Enhanced photoelectrochemical performance of mesoporous TiO2 photoanode prepared by multi-step evaporation-induced self-assembly method

Abstract

Mesoporous TiO2 films are promising in photocatalysis and photoelectrochemistry for energy and environment applications, because of its high specific surface area and regular mesopore structure. However, the performances of mesoporous TiO2 films are still limited by low catalyst loading due to the damage during the preparation process. In this study, a multi-step evaporation-induced self-assembly method is proposed to develop a mesoporous TiO2 photoanode with high catalyst loading. The prepared mesoporous TiO2 photoanodes possess not only high catalyst loading without damage but also large specific surface area, which provides more active sites.

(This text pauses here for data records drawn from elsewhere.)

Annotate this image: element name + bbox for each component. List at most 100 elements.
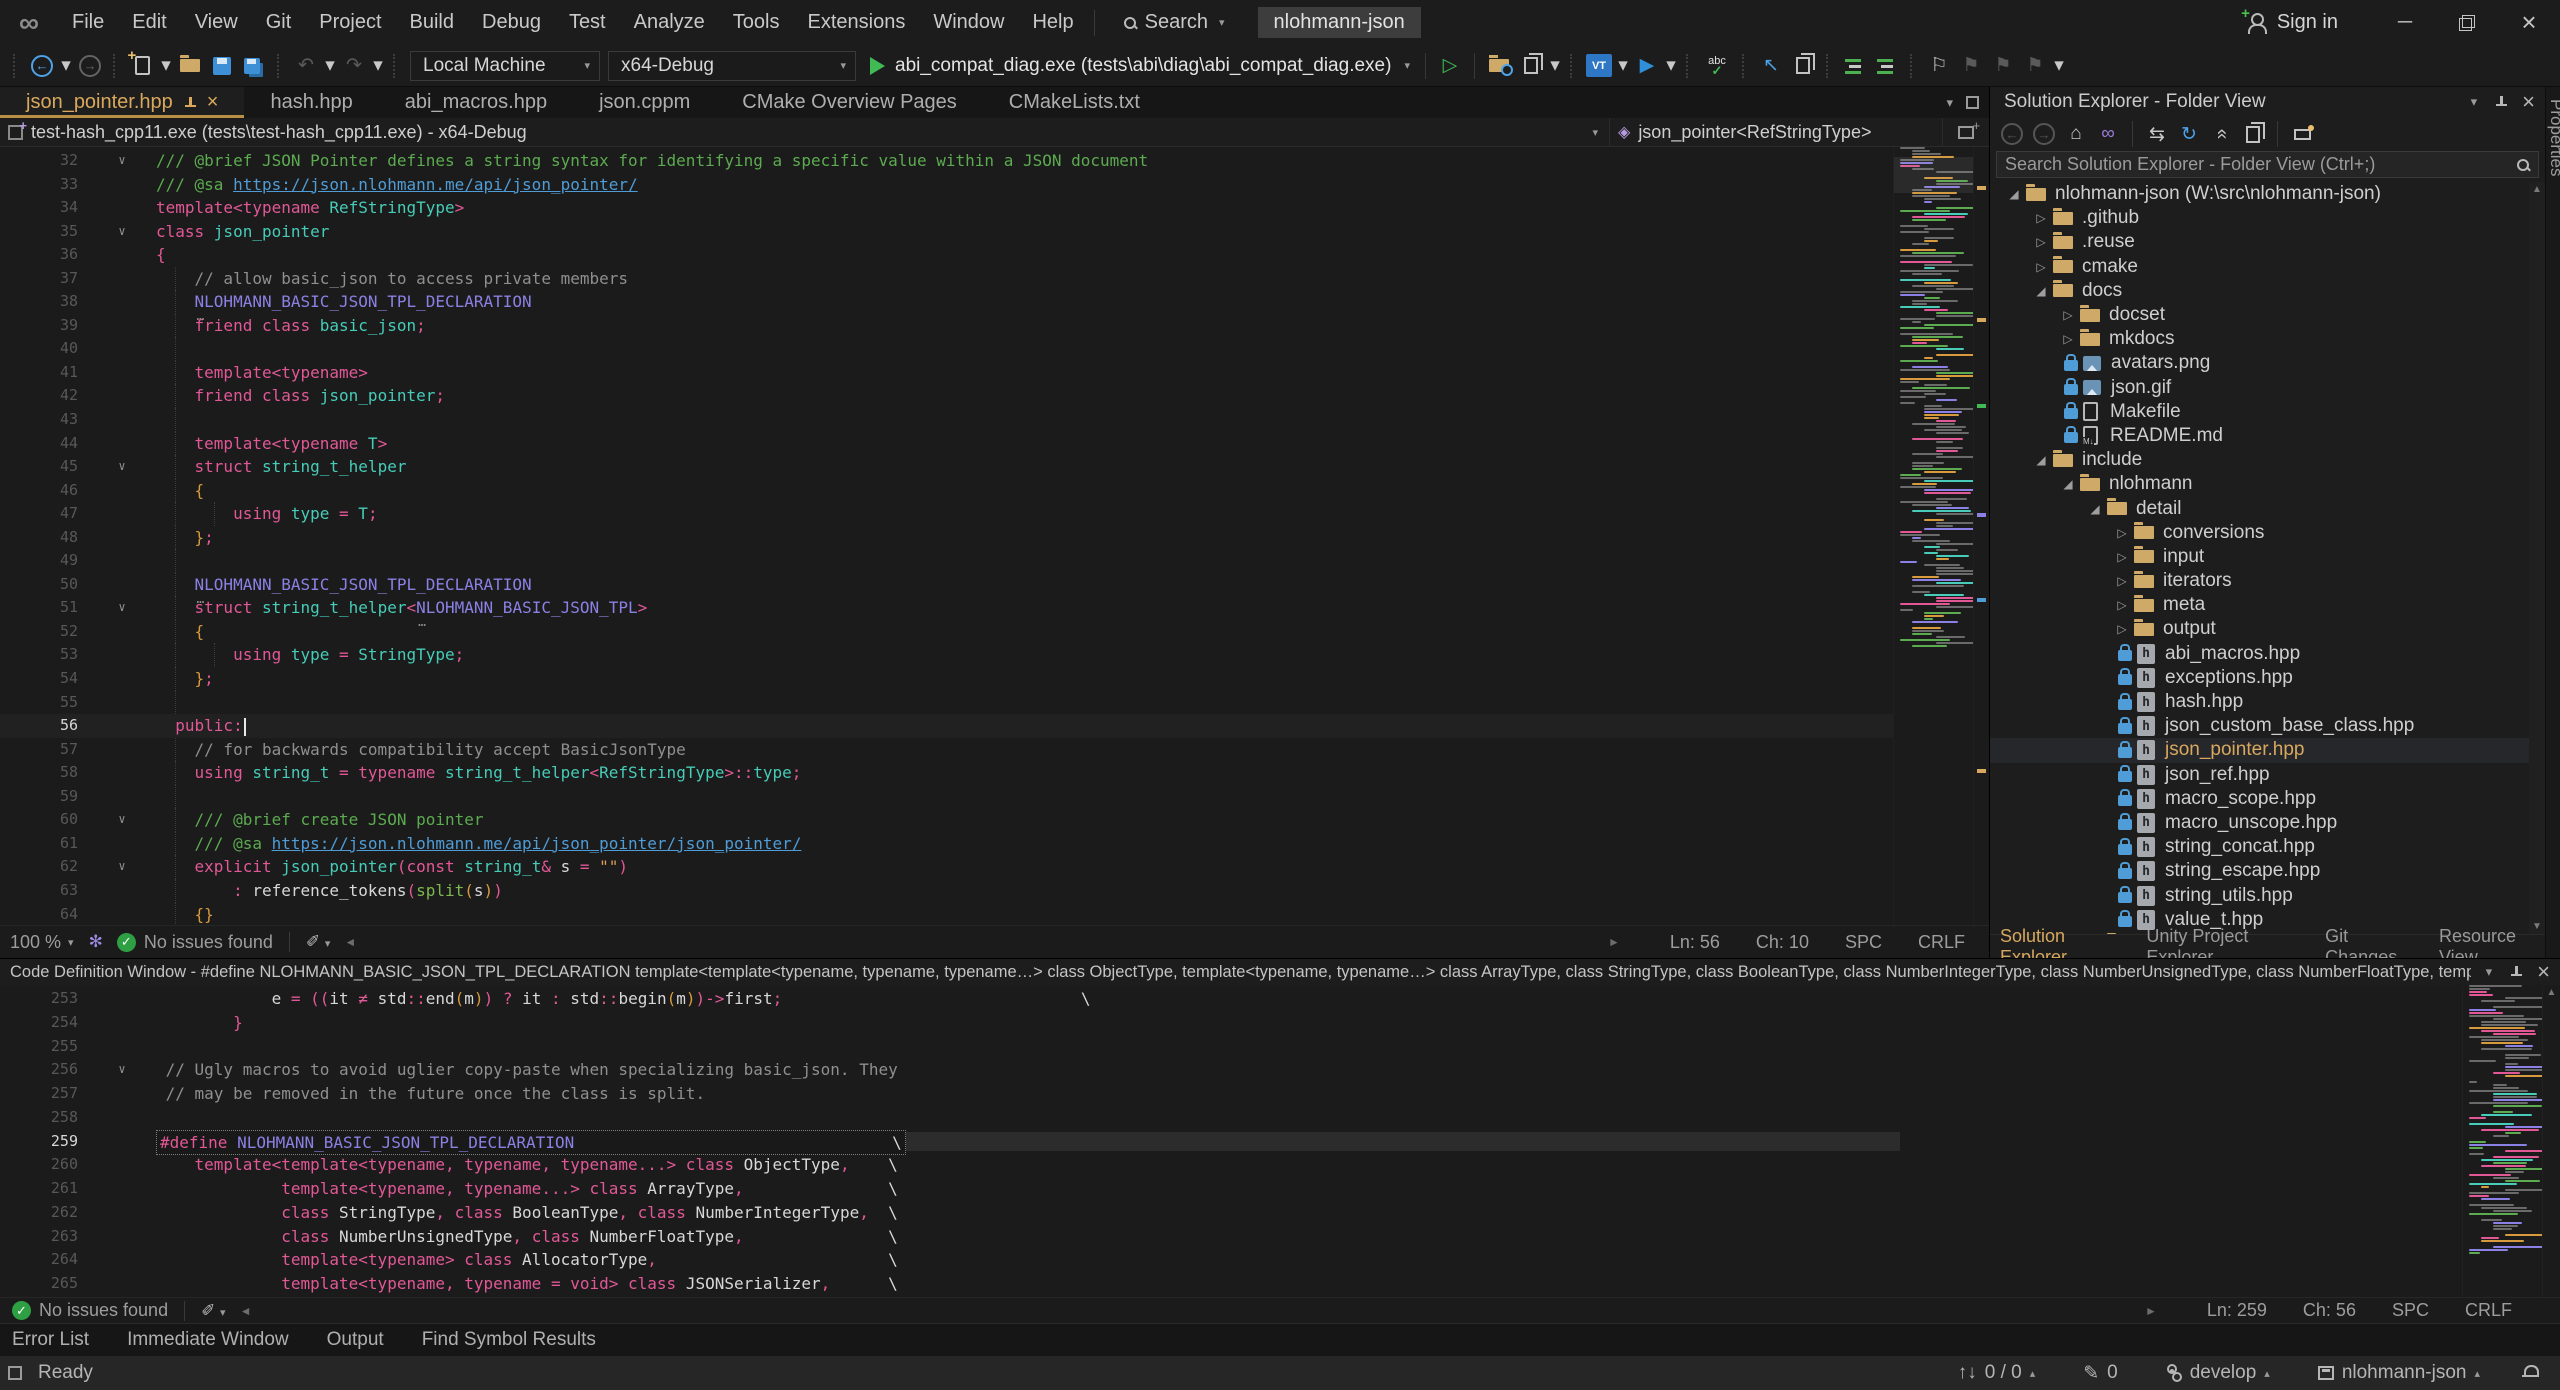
sign-in-button[interactable]: + Sign in — [2245, 11, 2338, 34]
tab-json-cppm[interactable]: json.cppm — [573, 87, 716, 118]
minimap-scrollbar[interactable] — [1893, 147, 1973, 925]
expanded-arrow-icon[interactable]: ◢ — [2031, 453, 2051, 467]
scroll-right-icon[interactable]: ► — [2145, 1304, 2157, 1318]
menu-item-extensions[interactable]: Extensions — [793, 0, 919, 45]
collapsed-arrow-icon[interactable]: ▷ — [2112, 574, 2132, 588]
code-line[interactable]: 38 NLOHMANN_BASIC_JSON_TPL_DECLARATION — [0, 290, 1893, 314]
tab-list-dropdown-icon[interactable]: ▾ — [1943, 95, 1956, 111]
tree-item-abi-macros-hpp[interactable]: habi_macros.hpp — [1990, 642, 2529, 666]
code-line[interactable]: 62∨ explicit json_pointer(const string_t… — [0, 855, 1893, 879]
pin-icon[interactable] — [2509, 965, 2523, 979]
code-cleanup-button[interactable]: ✐ ▾ — [201, 1301, 226, 1321]
code-line[interactable]: 56 public: — [0, 714, 1893, 738]
code-line[interactable]: 50 NLOHMANN_BASIC_JSON_TPL_DECLARATION — [0, 573, 1893, 597]
vt-target-icon[interactable]: VT — [1584, 51, 1614, 81]
code-line[interactable]: 261 template<typename, typename...> clas… — [0, 1177, 2462, 1201]
tree-item-nlohmann[interactable]: ◢nlohmann — [1990, 472, 2529, 496]
tree-item-conversions[interactable]: ▷conversions — [1990, 521, 2529, 545]
code-line[interactable]: 32∨/// @brief JSON Pointer defines a str… — [0, 149, 1893, 173]
code-line[interactable]: 34template<typename RefStringType> — [0, 196, 1893, 220]
tab-cmake-overview-pages[interactable]: CMake Overview Pages — [716, 87, 983, 118]
code-line[interactable]: 255 — [0, 1035, 2462, 1059]
nav-forward-icon[interactable]: → — [75, 51, 105, 81]
tree-item-json-ref-hpp[interactable]: hjson_ref.hpp — [1990, 763, 2529, 787]
code-line[interactable]: 40 — [0, 337, 1893, 361]
tree-item-string-concat-hpp[interactable]: hstring_concat.hpp — [1990, 835, 2529, 859]
menu-item-help[interactable]: Help — [1018, 0, 1087, 45]
open-file-icon[interactable] — [175, 51, 205, 81]
tree-item-output[interactable]: ▷output — [1990, 617, 2529, 641]
code-line[interactable]: 35∨class json_pointer — [0, 220, 1893, 244]
collapsed-arrow-icon[interactable]: ▷ — [2112, 550, 2132, 564]
solution-scope-icon[interactable] — [1516, 51, 1546, 81]
collapsed-arrow-icon[interactable]: ▷ — [2031, 235, 2051, 249]
compare-icon[interactable]: ⇆ — [2142, 119, 2172, 149]
code-cleanup-button[interactable]: ✐ ▾ — [306, 932, 331, 952]
branch-selector-button[interactable]: develop ▴ — [2166, 1362, 2270, 1384]
code-line[interactable]: 51∨ struct string_t_helper<NLOHMANN_BASI… — [0, 596, 1893, 620]
menu-item-file[interactable]: File — [58, 0, 118, 45]
expanded-arrow-icon[interactable]: ◢ — [2004, 187, 2024, 201]
code-line[interactable]: 260 template<template<typename, typename… — [0, 1153, 2462, 1177]
collapsed-arrow-icon[interactable]: ▷ — [2031, 260, 2051, 274]
code-line[interactable]: 47 using type = T; — [0, 502, 1893, 526]
zoom-dropdown[interactable]: 100 %▾ — [10, 932, 77, 953]
fold-chevron-icon[interactable]: ∨ — [100, 1058, 144, 1082]
collapsed-arrow-icon[interactable]: ▷ — [2031, 211, 2051, 225]
code-line[interactable]: 43 — [0, 408, 1893, 432]
code-line[interactable]: 63 : reference_tokens(split(s)) — [0, 879, 1893, 903]
properties-tab[interactable]: Properties — [2546, 87, 2560, 176]
bottom-tab-error-list[interactable]: Error List — [12, 1329, 89, 1351]
sync-commits-button[interactable]: ↑↓ 0 / 0 ▴ — [1958, 1362, 2036, 1384]
attach-icon[interactable]: ▶ — [1632, 51, 1662, 81]
menu-item-window[interactable]: Window — [919, 0, 1018, 45]
tree-item-iterators[interactable]: ▷iterators — [1990, 569, 2529, 593]
target-machine-dropdown[interactable]: Local Machine▾ — [410, 51, 600, 81]
code-line[interactable]: 36{ — [0, 243, 1893, 267]
collapsed-arrow-icon[interactable]: ▷ — [2058, 332, 2078, 346]
menu-item-analyze[interactable]: Analyze — [620, 0, 719, 45]
fold-chevron-icon[interactable]: ∨ — [100, 149, 144, 173]
nav-back-dropdown-icon[interactable]: ▾ — [59, 51, 73, 81]
copy-icon[interactable] — [1788, 51, 1818, 81]
global-search-button[interactable]: Search ▾ — [1109, 11, 1242, 34]
undo-icon[interactable]: ↶ — [291, 51, 321, 81]
start-without-debugging-icon[interactable]: ▷ — [1435, 51, 1465, 81]
menu-item-debug[interactable]: Debug — [468, 0, 555, 45]
redo-dropdown-icon[interactable]: ▾ — [371, 51, 385, 81]
code-line[interactable]: 59 — [0, 785, 1893, 809]
fold-chevron-icon[interactable]: ∨ — [100, 808, 144, 832]
next-bookmark-icon[interactable]: ⚑ — [1988, 51, 2018, 81]
show-all-files-icon[interactable] — [2238, 119, 2268, 149]
code-line[interactable]: 257 // may be removed in the future once… — [0, 1082, 2462, 1106]
tree-item-macro-scope-hpp[interactable]: hmacro_scope.hpp — [1990, 787, 2529, 811]
expanded-arrow-icon[interactable]: ◢ — [2031, 284, 2051, 298]
code-line[interactable]: 48 }; — [0, 526, 1893, 550]
tree-item--reuse[interactable]: ▷.reuse — [1990, 230, 2529, 254]
solution-scope-dropdown-icon[interactable]: ▾ — [1548, 51, 1562, 81]
tab-hash-hpp[interactable]: hash.hpp — [244, 87, 378, 118]
issues-status-label[interactable]: No issues found — [144, 932, 273, 953]
float-window-icon[interactable] — [1966, 96, 1979, 109]
tree-item-value-t-hpp[interactable]: hvalue_t.hpp — [1990, 908, 2529, 932]
document-health-icon[interactable]: ✻ — [89, 932, 103, 952]
menu-item-edit[interactable]: Edit — [118, 0, 180, 45]
fold-chevron-icon[interactable]: ∨ — [100, 855, 144, 879]
bottom-tab-output[interactable]: Output — [327, 1329, 384, 1351]
code-line[interactable]: 64 {} — [0, 903, 1893, 926]
scrollbar-annotations[interactable] — [1973, 147, 1989, 925]
sync-with-active-document-icon[interactable] — [2287, 119, 2317, 149]
doc-link[interactable]: https://json.nlohmann.me/api/json_pointe… — [233, 175, 638, 194]
code-editor[interactable]: 32∨/// @brief JSON Pointer defines a str… — [0, 147, 1893, 925]
se-forward-icon[interactable]: → — [2029, 119, 2059, 149]
pending-changes-button[interactable]: ✎ 0 — [2083, 1362, 2118, 1385]
tree-item-json-pointer-hpp[interactable]: hjson_pointer.hpp — [1990, 738, 2529, 762]
tree-item-input[interactable]: ▷input — [1990, 545, 2529, 569]
pin-icon[interactable] — [2494, 95, 2508, 109]
scroll-right-icon[interactable]: ► — [1608, 935, 1620, 949]
tab-cmakelists-txt[interactable]: CMakeLists.txt — [983, 87, 1166, 118]
prev-bookmark-icon[interactable]: ⚑ — [1956, 51, 1986, 81]
code-line[interactable]: 42 friend class json_pointer; — [0, 384, 1893, 408]
window-position-dropdown-icon[interactable]: ▾ — [2468, 94, 2481, 110]
line-ending-indicator[interactable]: CRLF — [1918, 932, 1965, 953]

Moreover, regular mesopore structure is remained to benefit mass transport. Because of these merits, the mesoporous TiO2 photoanode prepared by the multi-step evaporation-induced self-assembly method exhibits superior performance than does conventional nanoparticles-packed TiO2 photoanode. The superiority of the mesoporous TiO2 photoanode prepared by this multi-step evaporation-induced self-assembly method is also demonstrated by incorporating it into a photocatalytic fuel cell. The short circuit current density and maximum power density increase by 90.9% and 25.0%, respectively. The present work provides a new way to prepare high-performance mesoporous TiO2 films for various photocatalytic and photoelectrochemical applications.